Medical service providers:
As their exposure to liability continues to evolve, medical providers ought to review their professional liability and commercial general liability coverages and the corresponding exclusions. While professional liability coverage will typically cover businesses and professionals against liability relating to alleged errors or omissions occurring in the course of their services, such policies often include exclusions for deliberate criminal acts. Commercial general liability policies, which typically cover costs incurred in litigation over alleged wrongful acts committed by a company or its employees, often include such exclusions as well. The interpretation of such coverage provisions and exclusions will likely depend, at least in part, on the status of abortion restrictions and the potential interplay between jurisdictions’ laws at the time of such litigation.
Moreover, given that professional liability insurance typically contains exclusions for illegal or criminal acts, questions remain as to whether carriers will attempt to pull back coverage or report providers who offer abortion access. In the wake of Dobbs, legislation was enacted in New York to prohibit medical malpractice carriers from penalizing policyholders for providing abortion care within the state, such as by refusing to renew their policies, changing coverage terms, or reporting their insureds for abortion care. Therefore, it continues to be important for medical providers to not only assess the nature of their liability coverage, but also assess developments in legal restrictions and governmental regulation of malpractice carriers.
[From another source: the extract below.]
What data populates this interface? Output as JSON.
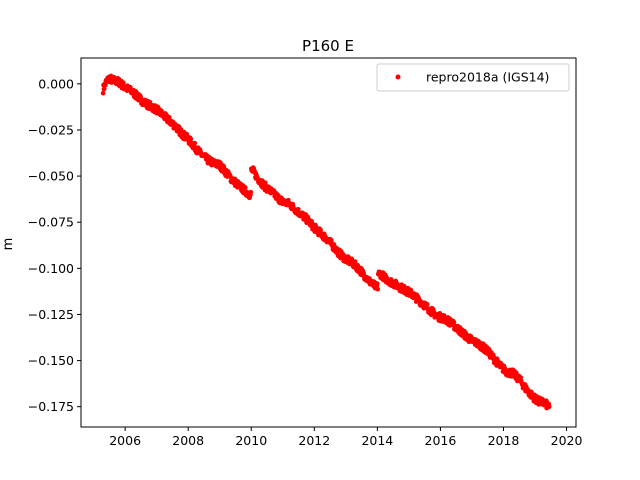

Given the ever-changing landscape of abortion restrictions resulting from Dobbs, it is more important than ever for employers to carefully review and understand their liability coverages as well. As with professional and CGL policies, D&O policies also typically contain exclusions for criminal acts. Employers would be wise to review their various sources of coverage and to continue to monitor the litigation and legislative developments arising out of Dobbs as they continue to provide abortion-related benefits. Further, as state restrictions regarding abortion access tighten or diminish, employers that operate in multiple states must consider and keep apprised of how their policies and procedures will need to vary across jurisdictions, and how abortion access might create unique liabilities from one state to the next. Lastly, to the extent employers suspect that their exposure to liability is significant, it is crucial that they immediately consult counsel to prevent their insurers from misusing provisions such as the aforementioned exclusion for criminal acts.
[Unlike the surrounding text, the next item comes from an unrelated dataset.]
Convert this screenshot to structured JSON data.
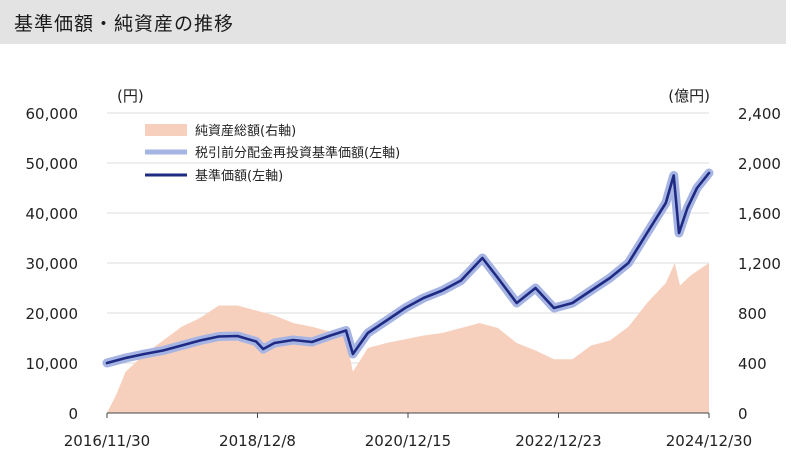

While there has been some good news for medical providers and employers providing access to abortion in the year following Dobbs and its progeny, the landscape of potential liability has proven to be ever-changing and fraught with confusion. These developments only complicate the issue of how coverage provisions and exclusions in relevant insurance policies will be interpreted, and how that differs depending on geographic location, should providers or employers find themselves in litigation or at odds with their carriers. Continued vigilance is necessary as providers and employers continue to grapple with an uncertain – and unprecedented – legal landscape.